Affirmative action was one of the fundamental components of the growth of persecution towards race in higher education. Instituted by the government, affirmative action laws are policies to help level the playing field for those historically disadvantaged due to elements such as race, color, religion, sex, or national origin. These laws make opportunities in business, employment, and education as equal for everyone as possible. Signed by President John F. Kennedy in 1961, affirmative action was first created by Executive Order 10925 in the United States (‘What Is Affirmative’) (‘Executive Order’) . This law requires that government employers must not “discriminate against any employee or applicant for employment because of race, creed, color, or national origin.” Affirmative action practices also began to affect higher education with college applicants. Being a minority in this time can actually help you to get into colleges easier in the present time (‘What Is Affirmative’). The Puritan society progressed and matured similarly to how persecution with blacks in education grew because of affirmative action. Although there are still many racial setbacks in education today, affirmative action was one of the biggest milestones to getting this persecution where it is now.

Persecution in postsecondary education that has allowed advantages and disadvantages according to race has persisted throughout history much like the persecutions in The Crucible. Race has caused vast divisions in social status in many areas including education, career paths, criminal records, and wealth. Race can affect everyone in regards to social standing, whether it be in a job application or if someone will get questioned by the police because of their profile. Although race can negatively affect a person’s social status, it can also help people get into college or get a job due to affirmative action. However, many persecutions in postsecondary education have been due to race.

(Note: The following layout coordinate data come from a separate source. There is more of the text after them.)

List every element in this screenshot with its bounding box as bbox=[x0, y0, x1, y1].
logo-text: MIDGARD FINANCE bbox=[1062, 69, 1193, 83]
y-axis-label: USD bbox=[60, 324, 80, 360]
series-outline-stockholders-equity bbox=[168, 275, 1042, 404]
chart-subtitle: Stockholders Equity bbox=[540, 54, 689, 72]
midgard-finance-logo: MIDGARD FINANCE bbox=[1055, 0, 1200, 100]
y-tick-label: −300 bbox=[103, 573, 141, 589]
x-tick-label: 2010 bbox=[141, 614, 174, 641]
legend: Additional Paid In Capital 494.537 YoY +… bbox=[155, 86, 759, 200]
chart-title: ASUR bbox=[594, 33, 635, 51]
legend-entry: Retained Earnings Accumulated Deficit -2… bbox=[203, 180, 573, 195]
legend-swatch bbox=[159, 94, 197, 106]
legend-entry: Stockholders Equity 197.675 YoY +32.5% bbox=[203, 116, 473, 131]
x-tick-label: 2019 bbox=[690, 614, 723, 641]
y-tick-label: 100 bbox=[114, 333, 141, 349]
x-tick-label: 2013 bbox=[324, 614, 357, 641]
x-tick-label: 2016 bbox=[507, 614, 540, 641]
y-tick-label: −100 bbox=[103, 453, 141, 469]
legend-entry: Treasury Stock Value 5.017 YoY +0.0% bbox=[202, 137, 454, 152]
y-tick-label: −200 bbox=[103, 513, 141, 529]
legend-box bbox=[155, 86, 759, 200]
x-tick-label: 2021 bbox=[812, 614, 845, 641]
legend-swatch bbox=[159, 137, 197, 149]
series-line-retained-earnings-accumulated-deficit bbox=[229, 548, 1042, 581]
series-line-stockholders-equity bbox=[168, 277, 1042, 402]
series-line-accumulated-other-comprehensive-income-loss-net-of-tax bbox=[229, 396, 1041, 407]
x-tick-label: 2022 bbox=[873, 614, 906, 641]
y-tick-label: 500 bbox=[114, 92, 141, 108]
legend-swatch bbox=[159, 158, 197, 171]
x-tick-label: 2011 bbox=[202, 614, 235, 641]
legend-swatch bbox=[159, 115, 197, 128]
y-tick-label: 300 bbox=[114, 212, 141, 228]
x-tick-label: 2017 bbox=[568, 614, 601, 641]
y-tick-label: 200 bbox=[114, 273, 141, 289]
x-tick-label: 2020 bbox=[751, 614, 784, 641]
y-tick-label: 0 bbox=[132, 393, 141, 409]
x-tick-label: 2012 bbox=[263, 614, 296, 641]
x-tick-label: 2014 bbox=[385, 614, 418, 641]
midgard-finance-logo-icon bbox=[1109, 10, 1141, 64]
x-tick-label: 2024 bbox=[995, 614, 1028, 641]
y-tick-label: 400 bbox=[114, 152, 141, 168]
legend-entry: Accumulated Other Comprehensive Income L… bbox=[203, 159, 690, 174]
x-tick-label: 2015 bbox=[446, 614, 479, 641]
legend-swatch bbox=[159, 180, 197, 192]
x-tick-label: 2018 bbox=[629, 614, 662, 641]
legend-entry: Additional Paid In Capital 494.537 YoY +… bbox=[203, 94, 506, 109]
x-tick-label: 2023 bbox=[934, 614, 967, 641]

Although persecution of people of color in regards to higher education has stood out as an issue for many years, there have been several educational milestones that specifically African Americans have made throughout history. Endorsed by John F. Kennedy, affirmative action was one of the fundamental factors to get race in higher education where it is today. The Salem witch trials in The Crucible were harsh, unfair times similar to educational barriers facing minorities today.